Obituário - Silêncio… Morreu o Maestro Vasco Martins

PorManuel Brito-Semedo,6 dez 2025 11:53

Silêncio. É assim que deve começar a despedida de quem fez da música um modo de estar no mundo. Morreu na madrugada do dia 27 de Novembro, Vasco Martins – maestro, compositor, homem discreto e de inquietação serena.

Cabo Verde perde um dos nomes centrais da sua criação musical contemporânea. A notícia chegou como um murmúrio, atravessando ilhas e redes. Nos dias seguintes, foi o silêncio que falou por todos nós – um silêncio feito de assombro, de respeito e de saudade.

Durante mais de meio século, Vasco construiu uma obra que aproximou o local do universal. A sua música atravessou géneros e gerações, transformando o som das ilhas em linguagem de vanguarda.

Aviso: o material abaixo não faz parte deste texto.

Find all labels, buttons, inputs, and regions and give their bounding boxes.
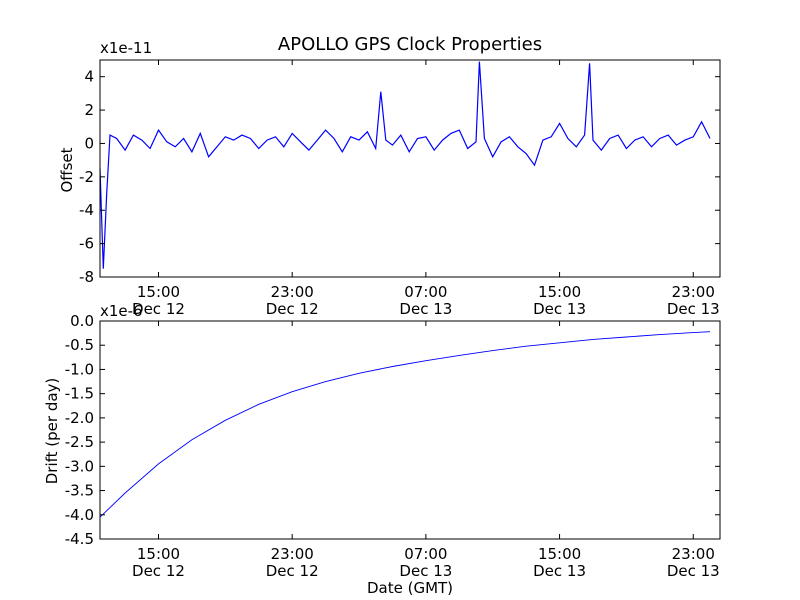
offset-x-tick-date: Dec 12 [132,300,185,318]
offset-y-tick-label: 2 [84,101,94,119]
drift-x-tick-date: Dec 13 [399,562,452,580]
offset-y-tick-label: -6 [79,235,94,253]
drift-y-tick-label: -4.0 [65,506,94,524]
offset-x-tick-time: 23:00 [271,283,314,301]
drift-x-axis-label: Date (GMT) [367,579,453,597]
offset-y-tick-label: 0 [84,134,94,152]
drift-x-tick-time: 15:00 [538,545,581,563]
offset-y-axis-label: Offset [58,147,76,192]
offset-y-tick-label: -4 [79,201,94,219]
drift-x-tick-time: 23:00 [672,545,715,563]
drift-x-tick-date: Dec 12 [132,562,185,580]
offset-scale-label: x1e-11 [100,39,152,57]
offset-series-line [99,61,711,269]
offset-y-tick-label: -2 [79,168,94,186]
drift-x-tick-time: 23:00 [271,545,314,563]
drift-y-tick-label: -0.5 [65,336,94,354]
drift-panel: x1e-6 Drift (per day) Date (GMT) -4.5 -4.… [43,302,721,597]
drift-y-tick-label: -2.0 [65,409,94,427]
offset-x-tick-date: Dec 13 [667,300,720,318]
drift-x-tick-time: 15:00 [137,545,180,563]
offset-x-tick-time: 23:00 [672,283,715,301]
offset-x-tick-date: Dec 13 [533,300,586,318]
offset-x-tick-time: 07:00 [404,283,447,301]
drift-y-tick-label: -3.5 [65,482,94,500]
drift-x-tick-date: Dec 12 [266,562,319,580]
offset-plot-frame [99,59,721,278]
drift-x-tick-date: Dec 13 [667,562,720,580]
offset-y-tick-label: 4 [84,68,94,86]
offset-x-tick-time: 15:00 [137,283,180,301]
offset-x-tick-date: Dec 13 [399,300,452,318]
offset-x-tick-date: Dec 12 [266,300,319,318]
drift-x-tick-time: 07:00 [404,545,447,563]
figure-title: APOLLO GPS Clock Properties [278,34,542,55]
drift-y-tick-label: -4.5 [65,530,94,548]
drift-y-tick-label: -2.5 [65,433,94,451]
offset-y-tick-label: -8 [79,268,94,286]
drift-plot-frame [99,320,721,540]
drift-y-axis-label: Drift (per day) [43,378,61,485]
offset-x-tick-time: 15:00 [538,283,581,301]
drift-y-tick-label: -1.0 [65,360,94,378]
drift-y-tick-label: -1.5 [65,385,94,403]
drift-x-tick-date: Dec 13 [533,562,586,580]
drift-scale-label: x1e-6 [100,302,143,320]
drift-series-line [99,331,711,518]
drift-y-tick-label: -3.0 [65,457,94,475]
drift-y-tick-label: 0.0 [70,312,94,330]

Foi um dos primeiros músicos cabo-verdianos a escrever sinfonias e a fundir tradição popular com composição erudita. Fez-se caminho sem alarde, movido por curiosidade infinita e serenidade rara, como se tudo quanto criava fosse uma forma de oração.

O músico das ilhas e das estrelas

Nascido em 1956, em Queluz, filho de pai cabo-verdiano e mãe portuguesa, chegou ainda criança a São Vicente. A ilha seria a sua primeira escola. Ouvia o vento, o mar, as vozes e os tambores – e desse exercício de escuta nasceu a sua música. Mindelo, com o seu rumor de porto e o seu coração mestiço, ofereceu-lhe a primeira educação estética.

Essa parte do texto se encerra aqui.